Mycelium-Based Clay Composites in Architecture

This research project explores the intersection of sustainable construction and experimental architecture. The goal is to investigate the potential of combining clay with living organisms, such as mycelium (the root system of fungi), for architectural applications. The development of mycelium-based clay composites (MBCCs) is the primary focus. The benefits of clay, like high plasticity and structural integrity, are combined with the unique properties of mycelium, which enhances material quality in these innovative materials. Key to this research is the relationship between substrate composition and different mycelium strains that influence pore distribution in clay. This could lead to innovative, sustainable building materials that integrate multiple functions within a single material. Both unfired and fired MBCCs are being examined.

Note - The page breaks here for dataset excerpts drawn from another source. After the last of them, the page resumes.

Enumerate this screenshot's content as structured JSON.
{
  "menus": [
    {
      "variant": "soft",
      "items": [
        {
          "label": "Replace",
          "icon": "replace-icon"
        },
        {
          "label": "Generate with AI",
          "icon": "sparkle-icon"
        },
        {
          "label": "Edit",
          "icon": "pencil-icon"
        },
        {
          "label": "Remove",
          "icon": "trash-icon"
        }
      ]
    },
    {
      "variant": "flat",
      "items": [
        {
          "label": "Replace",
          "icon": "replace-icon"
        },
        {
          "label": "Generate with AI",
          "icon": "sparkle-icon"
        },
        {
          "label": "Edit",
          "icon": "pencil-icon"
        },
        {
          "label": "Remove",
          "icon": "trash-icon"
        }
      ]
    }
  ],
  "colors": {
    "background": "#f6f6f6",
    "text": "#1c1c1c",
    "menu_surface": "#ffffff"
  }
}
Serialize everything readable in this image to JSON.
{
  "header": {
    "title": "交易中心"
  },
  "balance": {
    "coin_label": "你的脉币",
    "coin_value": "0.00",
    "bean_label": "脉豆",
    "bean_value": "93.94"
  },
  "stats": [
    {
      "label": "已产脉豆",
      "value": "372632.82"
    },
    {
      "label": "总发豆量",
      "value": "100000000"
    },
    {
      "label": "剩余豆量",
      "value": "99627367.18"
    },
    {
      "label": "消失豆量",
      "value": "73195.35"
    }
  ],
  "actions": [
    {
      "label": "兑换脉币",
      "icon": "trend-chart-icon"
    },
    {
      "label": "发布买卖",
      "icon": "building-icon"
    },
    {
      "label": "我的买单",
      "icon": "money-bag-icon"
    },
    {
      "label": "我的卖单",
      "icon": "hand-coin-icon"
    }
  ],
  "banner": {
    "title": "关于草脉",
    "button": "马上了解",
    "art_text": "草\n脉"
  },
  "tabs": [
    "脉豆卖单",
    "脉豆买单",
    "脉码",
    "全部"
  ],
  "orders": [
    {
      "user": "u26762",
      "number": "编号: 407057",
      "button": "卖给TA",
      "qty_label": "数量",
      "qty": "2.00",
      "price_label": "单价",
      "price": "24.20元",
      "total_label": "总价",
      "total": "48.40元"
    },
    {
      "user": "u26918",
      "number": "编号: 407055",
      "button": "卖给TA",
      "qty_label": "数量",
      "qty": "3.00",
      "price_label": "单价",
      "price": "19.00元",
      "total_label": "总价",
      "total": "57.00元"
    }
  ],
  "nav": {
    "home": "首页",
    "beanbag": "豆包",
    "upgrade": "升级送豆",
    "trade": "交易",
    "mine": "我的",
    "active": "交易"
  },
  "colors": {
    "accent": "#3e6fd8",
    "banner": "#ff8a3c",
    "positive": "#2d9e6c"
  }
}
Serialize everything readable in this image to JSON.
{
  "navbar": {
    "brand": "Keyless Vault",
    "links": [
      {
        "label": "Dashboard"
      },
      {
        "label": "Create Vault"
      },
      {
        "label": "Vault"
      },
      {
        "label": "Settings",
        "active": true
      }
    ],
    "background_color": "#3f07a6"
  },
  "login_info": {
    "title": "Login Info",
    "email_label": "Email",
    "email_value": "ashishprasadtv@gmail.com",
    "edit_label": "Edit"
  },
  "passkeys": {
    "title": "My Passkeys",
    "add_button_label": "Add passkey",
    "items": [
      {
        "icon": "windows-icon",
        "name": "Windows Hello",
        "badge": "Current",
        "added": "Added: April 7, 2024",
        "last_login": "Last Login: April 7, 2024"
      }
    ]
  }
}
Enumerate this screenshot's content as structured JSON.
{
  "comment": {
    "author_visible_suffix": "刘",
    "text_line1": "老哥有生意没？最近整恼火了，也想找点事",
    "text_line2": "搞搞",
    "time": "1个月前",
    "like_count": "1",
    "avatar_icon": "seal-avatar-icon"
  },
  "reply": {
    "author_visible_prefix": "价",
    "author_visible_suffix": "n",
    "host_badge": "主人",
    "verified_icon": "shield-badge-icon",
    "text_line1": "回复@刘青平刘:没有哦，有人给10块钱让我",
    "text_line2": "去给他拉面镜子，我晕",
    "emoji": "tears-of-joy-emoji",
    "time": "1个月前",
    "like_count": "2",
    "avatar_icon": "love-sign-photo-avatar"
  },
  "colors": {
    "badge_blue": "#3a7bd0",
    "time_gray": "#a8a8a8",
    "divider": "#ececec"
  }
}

Digital fabrication techniques are being employed to precisely control material distribution. The research approach includes customized tests, mechanical testing, and various imaging methods. The aim is to deepen the understanding of these composite materials and expand their applications in sustainable architecture. The innovations are focused on six areas: 1) fundamental research into the properties of MBCCs, 2) investigation of mycelium-induced porosity in clay, 3) analysis of how different organic substrates influence material properties, 4) use of customized nozzles and digital tools to improve material properties, 5) exploration of new inoculation techniques, and 6) utilization of growth as a method for connecting unfired structural elements. The long-term goal of this interdisciplinary research proposal is to design and manufacture a multifunctional wall element that consists of modules made from clay-mycelium composite that can consolidate different functions into one integrated building material, simultaneously fulfilling structural integrity, thermal, evaporative and water resistance requirements. This effort is crucial in light of the challenge to replace standard materials with fully sustainable alternatives and the inherent complexity of achieving multifunctionality in building materials.